Prof. Dr. Filiz Karaosmanoğlu, SÜT-D olarak belirledikleri ‘Hava Kirliliğini Yen’ sloganı doğrultusunda şu tavsiyelerde bulundu;
Isınırken ve pişirirken kullandığımız yakıtları ve yakma sistemlerini seçerken özen göstermeliyiz. Bacalarımızı temiz tutmalıyız. Yaşadığımız ve çalıştığımız iç ortamlarda teknik olarak uygun olmayan koşullarda yakma ile ısınma - pişirme yapılıyorsa karbonmonoksit, azot dioksit, hidrokarbon ve partikül kirliliği oluşur.
Evimizdeki kombi ve klimaların düzenli bakımını yaptırmalıyız.
Binalarımızda uygun yalıtımla daha az yakıt harcayarak ve daha az sera gazı salımı yaparak kışın ısınmak, yazın ise serinlemek mümkün. Başta yalıtım olmak üzere yapı malzemelerimizi sağlıklı ortama uygun seçmeliyiz.
Kullandığımız sentetik mobilya, döşeme, boya ile böcek ilacı, aseton, deodorant, saç spreyi gibi birçok ürünün içinde yer alan uçucu organik bileşikler, oda havamızı kirleterek; koku, nem, bayat hava ve hatta havasızlığa yol açarak hane halkı sağlığını tehdit eder.

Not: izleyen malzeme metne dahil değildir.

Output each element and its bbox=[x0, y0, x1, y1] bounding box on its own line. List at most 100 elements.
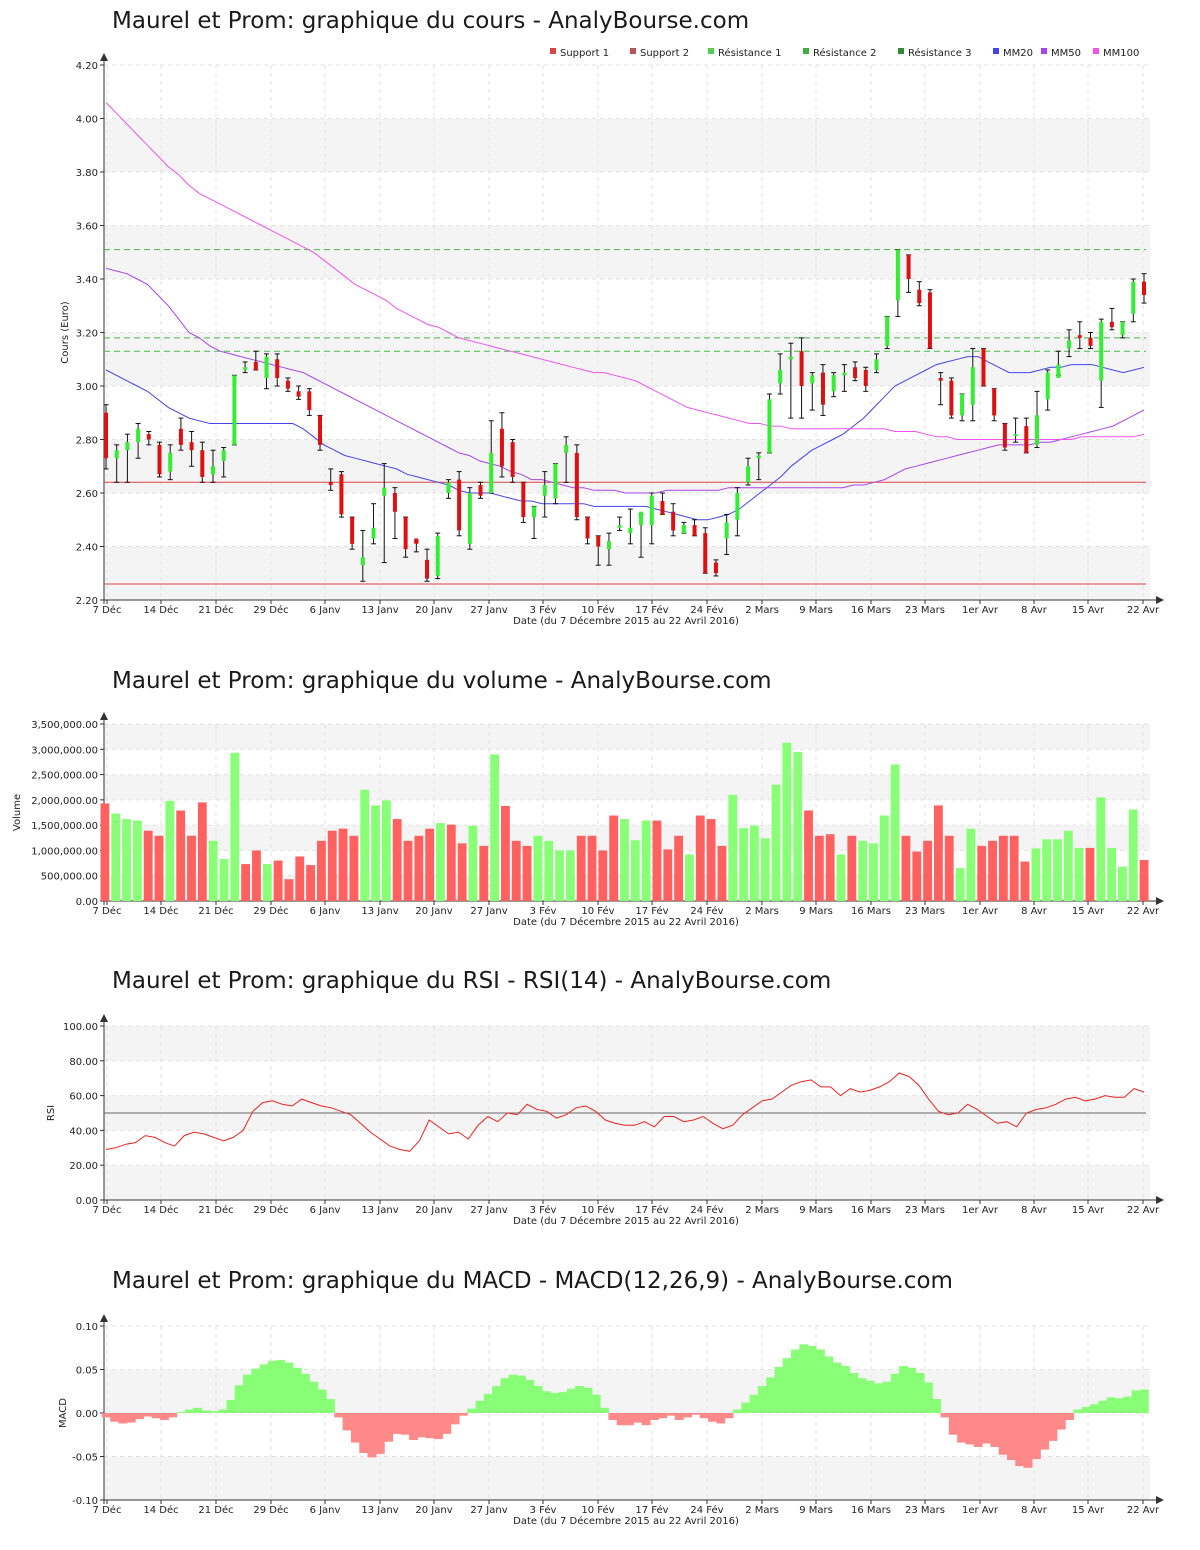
candle bbox=[948, 377, 954, 419]
x-tick-label: 7 Déc bbox=[93, 905, 122, 917]
x-tick-label: 21 Déc bbox=[198, 1204, 233, 1216]
candle bbox=[285, 377, 291, 392]
macd-bar bbox=[508, 1374, 518, 1413]
volume-bar bbox=[273, 860, 283, 901]
candle bbox=[1023, 417, 1029, 454]
x-tick-label: 14 Déc bbox=[143, 1204, 178, 1216]
x-tick-label: 14 Déc bbox=[143, 905, 178, 917]
macd-bar bbox=[990, 1413, 1000, 1447]
candle bbox=[338, 471, 344, 518]
macd-bar bbox=[666, 1413, 676, 1416]
x-tick-label: 10 Fév bbox=[581, 1204, 614, 1216]
macd-bar bbox=[1065, 1413, 1075, 1420]
candle-body bbox=[831, 375, 836, 392]
candle-body bbox=[767, 399, 772, 453]
volume-chart: 0.00 500,000.00 1,000,000.00 1,500,000.00 2,… bbox=[12, 712, 1164, 928]
candle bbox=[1055, 350, 1061, 378]
volume-bar bbox=[100, 803, 110, 901]
candle bbox=[1098, 318, 1104, 408]
volume-bar bbox=[717, 845, 727, 901]
x-tick-label: 29 Déc bbox=[253, 604, 288, 616]
macd-bar bbox=[857, 1378, 867, 1413]
volume-bar bbox=[1096, 797, 1106, 901]
candle-body bbox=[820, 372, 825, 405]
candle-body bbox=[639, 511, 644, 526]
macd-bar bbox=[1031, 1413, 1041, 1460]
macd-bar bbox=[450, 1413, 460, 1425]
x-tick-label: 3 Fév bbox=[530, 905, 557, 917]
legend-swatch bbox=[550, 48, 556, 54]
macd-bar bbox=[608, 1413, 618, 1420]
candle-body bbox=[521, 482, 526, 518]
macd-bar bbox=[932, 1399, 942, 1413]
candle-body bbox=[542, 484, 547, 496]
x-tick-label: 20 Janv bbox=[415, 1205, 452, 1216]
volume-chart-title: Maurel et Prom: graphique du volume - An… bbox=[112, 668, 772, 694]
macd-bar bbox=[716, 1413, 726, 1424]
x-tick-label: 1er Avr bbox=[962, 605, 999, 616]
candle-body bbox=[307, 391, 312, 411]
y-axis-label: Cours (Euro) bbox=[60, 301, 71, 364]
volume-bar bbox=[1118, 866, 1127, 901]
candle-body bbox=[425, 559, 430, 579]
price-panel: Maurel et Prom: graphique du cours - Ana… bbox=[0, 0, 1200, 640]
candle-body bbox=[1088, 337, 1093, 346]
candle-body bbox=[371, 527, 376, 539]
candle-body bbox=[746, 466, 751, 483]
x-tick-label: 29 Déc bbox=[253, 1204, 288, 1216]
y-tick-label: 4.20 bbox=[76, 61, 98, 72]
legend-label: Résistance 3 bbox=[908, 47, 971, 59]
x-tick-label: 15 Avr bbox=[1072, 1505, 1105, 1516]
volume-bar bbox=[143, 830, 153, 901]
macd-bar bbox=[276, 1359, 286, 1413]
x-tick-label: 7 Déc bbox=[93, 1204, 122, 1216]
volume-bar bbox=[998, 835, 1008, 901]
macd-bar bbox=[849, 1372, 859, 1413]
x-tick-label: 2 Mars bbox=[745, 1205, 779, 1216]
volume-bar bbox=[392, 819, 402, 901]
candle-body bbox=[863, 369, 868, 386]
candle bbox=[841, 364, 847, 392]
candle-body bbox=[906, 254, 911, 279]
macd-bar bbox=[658, 1413, 668, 1419]
volume-bar bbox=[890, 764, 900, 901]
candle bbox=[766, 393, 772, 454]
y-tick-label: 3.80 bbox=[76, 168, 98, 179]
volume-bar bbox=[879, 815, 889, 901]
volume-bar bbox=[371, 805, 380, 901]
macd-bar bbox=[591, 1394, 601, 1413]
candle bbox=[884, 315, 890, 350]
macd-bar bbox=[126, 1413, 136, 1423]
x-tick-label: 29 Déc bbox=[253, 905, 288, 917]
y-tick-label: 20.00 bbox=[69, 1161, 98, 1172]
x-tick-label: 22 Avr bbox=[1127, 1505, 1160, 1516]
x-tick-label: 8 Avr bbox=[1021, 906, 1048, 917]
candle-body bbox=[564, 444, 569, 453]
candle bbox=[692, 519, 698, 537]
grid-band bbox=[104, 546, 1150, 600]
x-tick-label: 20 Janv bbox=[415, 906, 452, 917]
x-tick-label: 9 Mars bbox=[799, 605, 833, 616]
candle bbox=[1087, 332, 1093, 350]
volume-bar bbox=[988, 840, 997, 901]
macd-bar bbox=[782, 1358, 792, 1413]
x-tick-label: 6 Janv bbox=[310, 1505, 341, 1516]
candle-body bbox=[788, 356, 793, 360]
y-tick-label: 2,500,000.00 bbox=[31, 771, 98, 782]
volume-bar bbox=[446, 824, 456, 901]
candle bbox=[221, 447, 227, 478]
y-tick-label: 1,500,000.00 bbox=[31, 821, 98, 832]
macd-bar bbox=[965, 1413, 975, 1445]
volume-bar bbox=[1031, 848, 1041, 901]
candle-body bbox=[810, 375, 815, 384]
y-tick-label: 2.60 bbox=[76, 489, 98, 500]
volume-bar bbox=[782, 742, 792, 901]
x-tick-label: 24 Fév bbox=[690, 905, 723, 917]
candle-body bbox=[1099, 321, 1104, 381]
y-tick-label: 2.80 bbox=[76, 436, 98, 447]
candle-body bbox=[553, 463, 558, 499]
macd-bar bbox=[1056, 1413, 1066, 1430]
volume-bar bbox=[652, 820, 662, 901]
candle bbox=[306, 388, 312, 416]
x-tick-label: 17 Fév bbox=[635, 604, 668, 616]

Kullandığımız ürünlerin içeriklerine ve niteliklerine dikkat ederek satın almalıyız.
Şehirleşme planlarımızda öncelik; kentlerimizin nefes alması ve hava sirkülasyonu olmalı. İnşaatlar havamızı hapsetmemelidir.
Sanayi kuruluşları ve termik santral bacalarından çıkan kirli gazlar hava kirliliğinin en büyük nedenleri arasında yer alıyor. Tesisler mevcut en iyi teknolojiye göre baca gazlarını temizlemeli ve kirletici yaymamalıdır.
Ulaşımın sebep olduğu egzoz gazı, hava kirliliğine yol açıyor. Taşıtlarımıza iyi bakmalı, daha az yakıt tüketen ekolojik sürücüler olmak için kendimizi geliştirmeliyiz. Mümkün olan her durumda yürüyüş, bisiklet, toplu taşıma araçlarını tercih ederek hem cüzdanımıza hem de hava kirliliğine verdiğimiz zararı hafifletmeliyiz.
Yeşil alanlarımızı artırmalı ve yeşilin her tonuna nefesimiz, soluğumuz için sahip çıkmalıyız.
Yangınlar da hava kirliliğinin oluşmasında çok büyük bir etken. Bu nedenle yaz aylarına girdiğimiz bu günlerde orman alanlarımızda çok dikkatli olarak yeşili, havayı ve sağlığımızı korumalıyız.